Preliminary study on the pore characterization of lacustrine shale reservoirs using low pressure nitrogen adsorption and field emission scanning electron microscopy methods: a case study of the Upper Jurassic Emuerhe Formation, Mohe basin, northeastern China

In this study, we investigate the pore systems in lacustrine shales from the Upper Jurassic Emuerhe Formation, Mohe basin, northeastern China using organic geochemistry analysis, X-ray diffraction, field emission scanning electron microscopy, and low pressure nitrogen adsorption analysis. Because of the large amount of terrestrial input, the organic matter in these lacustrine shales are dominated by type III-kerogen, which have moderate total organic carbon contents ranging between 0.37 wt.% and 4.13 wt.% and thermal maturity ranging from 0.6 % Ro to 1.15 % Ro. Brittle minerals including quartz and feldspar in the Emuerhe Formation comprise >50% of the samples by weight and illite dominates the clay minerals with the relative content ranging from 45% to 95%. The dominant pore types in the Emuerhe Formation shale reservoir are interparticle pores between clay mineral crystals and intraparticle pores within feldspar grains.

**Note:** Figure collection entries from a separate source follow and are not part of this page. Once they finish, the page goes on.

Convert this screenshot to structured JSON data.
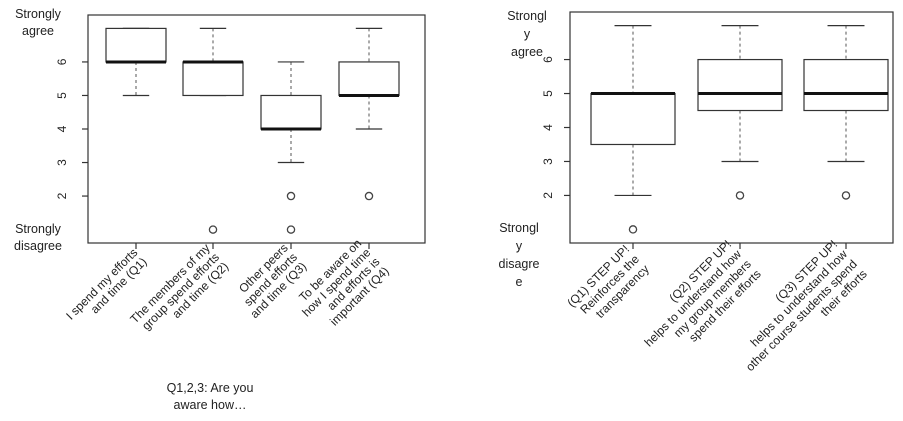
{
  "chart_data": [
    {
      "type": "boxplot",
      "ylim": [
        0.6,
        7.4
      ],
      "y_ticks": [
        "2",
        "3",
        "4",
        "5",
        "6"
      ],
      "top_label_lines": [
        "Strongly",
        "agree"
      ],
      "bottom_label_lines": [
        "Strongly",
        "disagree"
      ],
      "x_note_lines": [
        "Q1,2,3: Are you",
        "aware how…"
      ],
      "series": [
        {
          "label_lines": [
            "I spend my efforts",
            "and time (Q1)"
          ],
          "min": 5,
          "q1": 6,
          "median": 6,
          "q3": 7,
          "max": 7,
          "outliers": []
        },
        {
          "label_lines": [
            "The members of my",
            "group spend efforts",
            "and time (Q2)"
          ],
          "min": 5,
          "q1": 5,
          "median": 6,
          "q3": 6,
          "max": 7,
          "outliers": [
            1
          ]
        },
        {
          "label_lines": [
            "Other peers",
            "spend efforts",
            "and time (Q3)"
          ],
          "min": 3,
          "q1": 4,
          "median": 4,
          "q3": 5,
          "max": 6,
          "outliers": [
            2,
            1
          ]
        },
        {
          "label_lines": [
            "To be aware on",
            "how I spend time",
            "and efforts is",
            "important (Q4)"
          ],
          "min": 4,
          "q1": 5,
          "median": 5,
          "q3": 6,
          "max": 7,
          "outliers": [
            2
          ]
        }
      ]
    },
    {
      "type": "boxplot",
      "ylim": [
        0.6,
        7.4
      ],
      "y_ticks": [
        "2",
        "3",
        "4",
        "5",
        "6"
      ],
      "top_label_lines": [
        "Strongl",
        "y",
        "agree"
      ],
      "bottom_label_lines": [
        "Strongl",
        "y",
        "disagre",
        "e"
      ],
      "series": [
        {
          "label_lines": [
            "(Q1) STEP UP!",
            "Reinforces the",
            "transparency"
          ],
          "min": 2,
          "q1": 3.5,
          "median": 5,
          "q3": 5,
          "max": 7,
          "outliers": [
            1
          ]
        },
        {
          "label_lines": [
            "(Q2) STEP UP!",
            "helps to understand how",
            "my group members",
            "spend their efforts"
          ],
          "min": 3,
          "q1": 4.5,
          "median": 5,
          "q3": 6,
          "max": 7,
          "outliers": [
            2
          ]
        },
        {
          "label_lines": [
            "(Q3) STEP UP!",
            "helps to understand how",
            "other course students spend",
            "their efforts"
          ],
          "min": 3,
          "q1": 4.5,
          "median": 5,
          "q3": 6,
          "max": 7,
          "outliers": [
            2
          ]
        }
      ]
    }
  ]
}
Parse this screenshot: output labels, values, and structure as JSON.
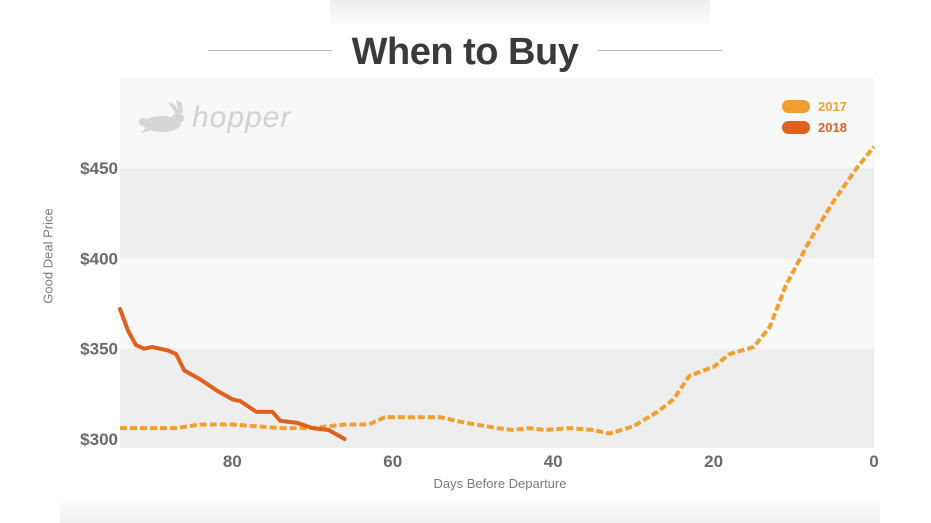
{
  "title": "When to Buy",
  "logo": {
    "text": "hopper",
    "icon": "rabbit-icon"
  },
  "colors": {
    "series_2017": "#f0a030",
    "series_2018": "#e06020",
    "band_dark": "#eeeeee",
    "band_light": "#f8f8f8"
  },
  "chart_data": {
    "type": "line",
    "xlabel": "Days Before Departure",
    "ylabel": "Good Deal Price",
    "xlim": [
      94,
      0
    ],
    "ylim": [
      295,
      500
    ],
    "x_ticks": [
      80,
      60,
      40,
      20,
      0
    ],
    "x_tick_labels": [
      "80",
      "60",
      "40",
      "20",
      "0"
    ],
    "y_ticks": [
      300,
      350,
      400,
      450
    ],
    "y_tick_labels": [
      "$300",
      "$350",
      "$400",
      "$450"
    ],
    "legend_position": "top-right",
    "series": [
      {
        "name": "2017",
        "style": "dashed",
        "points": [
          [
            94,
            306
          ],
          [
            90,
            306
          ],
          [
            87,
            306
          ],
          [
            84,
            308
          ],
          [
            80,
            308
          ],
          [
            77,
            307
          ],
          [
            74,
            306
          ],
          [
            70,
            306
          ],
          [
            66,
            308
          ],
          [
            63,
            308
          ],
          [
            61,
            312
          ],
          [
            58,
            312
          ],
          [
            54,
            312
          ],
          [
            51,
            309
          ],
          [
            47,
            306
          ],
          [
            45,
            305
          ],
          [
            43,
            306
          ],
          [
            41,
            305
          ],
          [
            38,
            306
          ],
          [
            35,
            305
          ],
          [
            33,
            303
          ],
          [
            30,
            307
          ],
          [
            27,
            315
          ],
          [
            25,
            322
          ],
          [
            23,
            335
          ],
          [
            20,
            340
          ],
          [
            18,
            347
          ],
          [
            15,
            351
          ],
          [
            13,
            362
          ],
          [
            11,
            385
          ],
          [
            8,
            410
          ],
          [
            5,
            432
          ],
          [
            2,
            451
          ],
          [
            0,
            462
          ]
        ]
      },
      {
        "name": "2018",
        "style": "solid",
        "points": [
          [
            94,
            372
          ],
          [
            93,
            360
          ],
          [
            92,
            352
          ],
          [
            91,
            350
          ],
          [
            90,
            351
          ],
          [
            88,
            349
          ],
          [
            87,
            347
          ],
          [
            86,
            338
          ],
          [
            84,
            333
          ],
          [
            82,
            327
          ],
          [
            80,
            322
          ],
          [
            79,
            321
          ],
          [
            77,
            315
          ],
          [
            75,
            315
          ],
          [
            74,
            310
          ],
          [
            72,
            309
          ],
          [
            70,
            306
          ],
          [
            68,
            305
          ],
          [
            66,
            300
          ]
        ]
      }
    ]
  }
}
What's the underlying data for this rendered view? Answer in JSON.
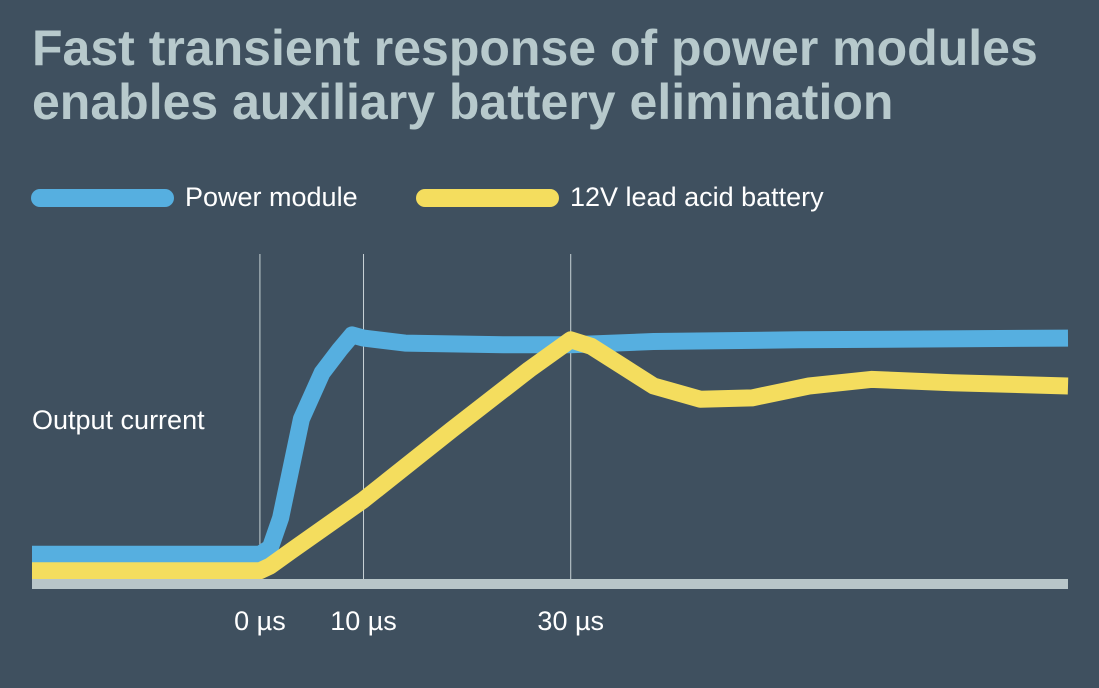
{
  "chart_data": {
    "type": "line",
    "title": [
      "Fast transient response of power modules",
      "enables auxiliary battery elimination"
    ],
    "ylabel": "Output current",
    "xlim": [
      -22,
      78
    ],
    "ylim": [
      0,
      100
    ],
    "xticks": [
      {
        "value": 0,
        "label": "0 µs"
      },
      {
        "value": 10,
        "label": "10 µs"
      },
      {
        "value": 30,
        "label": "30 µs"
      }
    ],
    "grid": true,
    "series": [
      {
        "name": "Power module",
        "color": "#56afe0",
        "x": [
          -22,
          0,
          1,
          2,
          4,
          6,
          7.7,
          8.9,
          10,
          14,
          23.5,
          30,
          38,
          52,
          78
        ],
        "values": [
          9,
          9,
          11,
          20,
          50,
          64,
          71,
          75.5,
          74.5,
          73,
          72.5,
          72.5,
          73.5,
          74,
          74.5
        ]
      },
      {
        "name": "12V lead acid battery",
        "color": "#f4dd5e",
        "x": [
          -22,
          0,
          1,
          3,
          10,
          18.5,
          26,
          30,
          32,
          35,
          38,
          42.5,
          47.5,
          53,
          59,
          66.8,
          78
        ],
        "values": [
          4,
          4,
          5.5,
          10,
          25.5,
          46.7,
          65,
          74,
          72,
          66,
          60,
          56,
          56.4,
          60,
          62,
          61,
          60
        ]
      }
    ]
  }
}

Pores that are larger than 20 nm primarily contribute to the total pore volume, whereas pores that are less than 10 nm primarily contribute to the specific surface area. The major storage and flow space for hydrocarbon in these lacustrine shales largely resides in inorganic matter porosity and partially in microfacture porosity. Organic matter pores are rare in the lacustrine shales of the Emuerhe Formation, attributed to the humic organic matter and the relatively low thermal maturity. The negative correlation between the total organic carbon and nitrogen BET surface area also indicate that the organic fractions have no significant influence to the petroleum storage potential of these shales. In this case, the clay minerals, specifically illite, could be the major medium for gas adsorption.